The Atlantic Daily: Donald Trump and Muslims, San Bernardino and Radicalization, Paris Climate Talks
The presidential candidate drew criticism for his latest policy proposal, investigators continued to probe the motives behind the mass shooting, nations considered a resolution on carbon emissions, and more.
What We’re Following: Remarks by the Republican Presidential Frontrunner
Last night, Donald Trump demanded a ban on all Muslim immigration into the United States. Today, the backlash came, and from all over: the British and French prime ministers, Paul Ryan, Dick Cheney, and even J.K. Rowling all slammed the real estate mogul for his policy proposal. But Trump had his supporters, too, which points to a divide within the GOP: There’s the wing that adheres to set ideas about limited government, strong national defense, and traditional family values, and then there’s the wing that depends on a raw appeal to emotion.
The Motives Behind the California Shooting: Investigators say the husband and wife who killed 14 people and wounded 21 others in a shooting rampage last week had been “radicalized” for “quite some time.” But the process by which a person grows radical involves a complex mix of variables, and the “how” and “why” of the killers’ reasoning remains murky.
Week Two: It’s the second week of climate talks in the French capital, and negotiators are working on a 48-page draft resolution they prepared during week one. One big question: Should the world’s nations attempt to limit climatic warming to 1.5 degrees Celsius, instead of the previously agreed-upon 2 degrees? The U.S. and China have both signaled tentative support for 1.5, while Saudi Arabia and India oppose it.
As the holiday season ramps up, your stress level might be rising accordingly. Maybe you’ve got a pretty good idea of what to get the friends, family members, and colleagues on your gift list—except for that one person. Let us give you a hand.
In a different take on the traditional gift guide, Atlantic editors will brainstorm the perfect gifts for a few readers to get the tricky recipients on their lists. Just fill out this form to give us a little background, and we’ll pick the ones we think we can help you out with.
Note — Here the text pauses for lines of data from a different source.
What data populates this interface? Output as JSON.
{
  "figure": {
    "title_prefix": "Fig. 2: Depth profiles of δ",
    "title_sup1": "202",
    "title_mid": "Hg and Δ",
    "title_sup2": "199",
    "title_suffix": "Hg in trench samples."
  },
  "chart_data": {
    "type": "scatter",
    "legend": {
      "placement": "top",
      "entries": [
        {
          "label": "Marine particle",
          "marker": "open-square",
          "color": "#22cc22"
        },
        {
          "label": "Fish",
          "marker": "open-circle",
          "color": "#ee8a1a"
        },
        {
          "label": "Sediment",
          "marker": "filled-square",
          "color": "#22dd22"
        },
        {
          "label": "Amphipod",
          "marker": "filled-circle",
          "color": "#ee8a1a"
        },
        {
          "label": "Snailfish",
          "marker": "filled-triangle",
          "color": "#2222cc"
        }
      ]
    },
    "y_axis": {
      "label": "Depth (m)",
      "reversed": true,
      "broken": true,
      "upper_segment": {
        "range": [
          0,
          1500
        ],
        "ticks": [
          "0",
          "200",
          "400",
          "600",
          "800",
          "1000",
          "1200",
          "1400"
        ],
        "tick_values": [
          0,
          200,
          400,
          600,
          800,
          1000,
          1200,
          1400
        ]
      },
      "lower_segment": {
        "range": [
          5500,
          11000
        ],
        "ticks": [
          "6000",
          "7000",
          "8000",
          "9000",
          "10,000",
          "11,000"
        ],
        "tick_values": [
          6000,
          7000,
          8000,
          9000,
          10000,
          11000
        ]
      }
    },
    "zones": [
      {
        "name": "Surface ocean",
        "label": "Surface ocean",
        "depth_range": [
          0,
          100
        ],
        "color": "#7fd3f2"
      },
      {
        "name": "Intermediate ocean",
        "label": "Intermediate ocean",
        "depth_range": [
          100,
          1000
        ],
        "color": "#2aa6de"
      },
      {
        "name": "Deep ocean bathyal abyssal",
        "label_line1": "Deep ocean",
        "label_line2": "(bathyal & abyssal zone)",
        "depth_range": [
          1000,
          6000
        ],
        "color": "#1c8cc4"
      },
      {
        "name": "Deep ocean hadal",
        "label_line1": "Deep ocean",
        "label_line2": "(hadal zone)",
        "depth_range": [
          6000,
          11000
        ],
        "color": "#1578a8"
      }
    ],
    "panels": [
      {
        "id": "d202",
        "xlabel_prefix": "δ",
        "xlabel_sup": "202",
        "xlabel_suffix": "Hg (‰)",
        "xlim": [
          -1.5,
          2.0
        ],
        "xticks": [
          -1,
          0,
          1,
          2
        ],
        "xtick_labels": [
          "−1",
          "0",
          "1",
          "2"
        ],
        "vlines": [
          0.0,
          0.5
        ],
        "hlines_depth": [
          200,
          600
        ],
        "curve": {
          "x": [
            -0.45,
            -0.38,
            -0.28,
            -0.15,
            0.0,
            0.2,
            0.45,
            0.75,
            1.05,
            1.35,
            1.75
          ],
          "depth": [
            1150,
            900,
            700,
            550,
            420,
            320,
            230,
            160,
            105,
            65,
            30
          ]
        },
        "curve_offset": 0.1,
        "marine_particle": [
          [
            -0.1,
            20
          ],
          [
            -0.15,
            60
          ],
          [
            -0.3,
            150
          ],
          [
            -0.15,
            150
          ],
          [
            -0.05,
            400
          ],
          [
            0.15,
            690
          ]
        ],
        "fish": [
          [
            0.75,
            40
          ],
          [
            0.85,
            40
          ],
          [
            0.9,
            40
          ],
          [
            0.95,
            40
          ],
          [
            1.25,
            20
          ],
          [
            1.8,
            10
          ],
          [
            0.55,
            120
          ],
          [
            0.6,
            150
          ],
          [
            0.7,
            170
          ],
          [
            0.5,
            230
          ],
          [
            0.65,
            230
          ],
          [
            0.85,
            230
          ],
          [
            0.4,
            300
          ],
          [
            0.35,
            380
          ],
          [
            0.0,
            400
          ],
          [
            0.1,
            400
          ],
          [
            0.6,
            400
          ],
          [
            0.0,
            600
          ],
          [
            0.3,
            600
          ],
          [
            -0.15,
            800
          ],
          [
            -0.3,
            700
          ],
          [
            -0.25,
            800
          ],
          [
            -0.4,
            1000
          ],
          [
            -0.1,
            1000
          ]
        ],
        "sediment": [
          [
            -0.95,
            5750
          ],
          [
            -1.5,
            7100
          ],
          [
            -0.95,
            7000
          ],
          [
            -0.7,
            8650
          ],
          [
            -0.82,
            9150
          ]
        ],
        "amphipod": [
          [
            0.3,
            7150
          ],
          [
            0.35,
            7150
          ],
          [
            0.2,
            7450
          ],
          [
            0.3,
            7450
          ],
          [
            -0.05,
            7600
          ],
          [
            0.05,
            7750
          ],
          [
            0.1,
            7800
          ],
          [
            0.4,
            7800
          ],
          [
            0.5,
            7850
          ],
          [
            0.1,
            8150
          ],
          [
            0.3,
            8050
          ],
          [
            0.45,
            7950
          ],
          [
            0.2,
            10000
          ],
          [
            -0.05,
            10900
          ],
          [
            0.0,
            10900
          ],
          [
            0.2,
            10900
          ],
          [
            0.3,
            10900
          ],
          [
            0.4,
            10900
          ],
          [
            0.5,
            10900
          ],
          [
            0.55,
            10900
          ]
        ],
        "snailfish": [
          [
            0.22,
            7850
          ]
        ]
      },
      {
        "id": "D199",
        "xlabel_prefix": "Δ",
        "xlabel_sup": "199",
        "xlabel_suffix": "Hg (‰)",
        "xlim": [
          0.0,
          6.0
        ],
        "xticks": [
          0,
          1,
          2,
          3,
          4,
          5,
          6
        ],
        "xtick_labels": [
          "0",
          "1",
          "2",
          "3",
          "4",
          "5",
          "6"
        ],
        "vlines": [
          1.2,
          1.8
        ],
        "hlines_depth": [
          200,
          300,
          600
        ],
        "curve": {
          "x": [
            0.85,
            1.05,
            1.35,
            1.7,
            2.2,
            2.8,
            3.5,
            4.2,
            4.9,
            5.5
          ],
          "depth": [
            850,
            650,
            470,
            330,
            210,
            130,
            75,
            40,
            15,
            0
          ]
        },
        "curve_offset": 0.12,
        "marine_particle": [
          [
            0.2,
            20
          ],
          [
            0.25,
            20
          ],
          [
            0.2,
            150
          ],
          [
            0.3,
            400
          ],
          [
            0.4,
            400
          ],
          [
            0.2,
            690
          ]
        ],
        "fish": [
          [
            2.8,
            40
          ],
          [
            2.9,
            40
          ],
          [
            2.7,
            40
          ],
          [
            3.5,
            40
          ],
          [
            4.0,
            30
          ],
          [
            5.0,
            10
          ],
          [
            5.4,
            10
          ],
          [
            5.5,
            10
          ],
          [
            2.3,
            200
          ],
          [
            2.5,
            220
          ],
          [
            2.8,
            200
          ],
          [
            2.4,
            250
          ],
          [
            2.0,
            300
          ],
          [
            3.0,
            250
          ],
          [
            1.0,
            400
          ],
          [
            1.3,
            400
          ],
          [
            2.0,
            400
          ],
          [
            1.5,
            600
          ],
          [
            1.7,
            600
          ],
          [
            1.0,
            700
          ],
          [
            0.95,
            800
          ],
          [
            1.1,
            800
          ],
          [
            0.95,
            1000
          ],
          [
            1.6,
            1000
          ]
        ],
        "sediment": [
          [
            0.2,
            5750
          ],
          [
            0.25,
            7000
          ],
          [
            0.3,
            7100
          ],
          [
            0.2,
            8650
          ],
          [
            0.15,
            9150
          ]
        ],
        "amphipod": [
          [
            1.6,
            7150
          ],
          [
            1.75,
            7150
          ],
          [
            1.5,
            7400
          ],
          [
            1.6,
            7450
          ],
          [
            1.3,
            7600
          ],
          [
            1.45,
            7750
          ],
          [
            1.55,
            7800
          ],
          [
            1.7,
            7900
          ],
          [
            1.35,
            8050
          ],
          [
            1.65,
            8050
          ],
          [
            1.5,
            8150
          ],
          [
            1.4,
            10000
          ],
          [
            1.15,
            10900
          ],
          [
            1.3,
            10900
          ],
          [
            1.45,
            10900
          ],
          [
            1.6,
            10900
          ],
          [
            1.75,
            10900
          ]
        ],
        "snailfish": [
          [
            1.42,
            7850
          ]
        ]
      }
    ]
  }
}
Erin Johnson, the head elf at Bloomingdale’s: “You have to talk to the kids in an elf way, and talk to the parents in a not-elf way.”
Yuni Chang, a college student, on the role of Asian Americans in campus protests: “It’s hard to realize that you can be both an oppressor and an oppressed person.”
Benjamin Abella, who studies emergency medicine, on his students: “The more they see of my life, they say, ‘We don’t want to do what you do.’”
The shelter, a converted schoolhouse called Sarah’s Hope, is situated in a rough part of Baltimore, just a few blocks from where the Freddie Gray riots raged. But it’s spotless, safe, and well-run—a far better hand than many other homeless families are dealt.
If it was just her, Cierra would have braved the streets. But the shelter is best for the children.
Still, it’s depressing. She has nothing. Other shelter residents gather on the porch to eat fast food, one of the few treats they can afford.
“Mommy, I want an ice cream,” her oldest daughter, Ma’lia, would say.
“I can't give it to you,” Cierra would respond.
It makes a person “look like a bad parent when your child is sitting there asking for food,” she says. And Cierra does not want to be a bad parent.
1. Some space scientists want to abandon the term __________ to describe a spacecraft driven by a human.
A reader suggests a possible cost of America’s drone-strike policy:
It is the policy of the United States that it may kill anyone it wants in certain areas of the Middle East; the executive branch decides and kills. … As a result, everyone in the affected areas of the Middle East has for a long time lived in peril of a sudden deadly attack by the United States. … Given that the people subject to U.S. violence will retaliate “by such means as are available,” what are we in for? It appears that their capabilities are limited, for now, to relatively small-scale random killings by suicidal attackers such as those in San Bernardino. U.S. authorities can prevent some of these attacks, but not all. At least so long as the U.S. pursues the discretionary killing policy described above, every American must bear the risk of being killed or maimed in the occasional retaliatory San Bernardino. …
Americans have persuaded themselves that their country can wage war on foreigners at no personal cost to them, but only because they refuse to see the connection between such wars and the desire of those subject to them to retaliate. They are persuaded by propagandists such as Fox News that what is really retaliation occurs because attackers “hate us for our freedoms.” We in fact are the front-line soldiers in the drone war.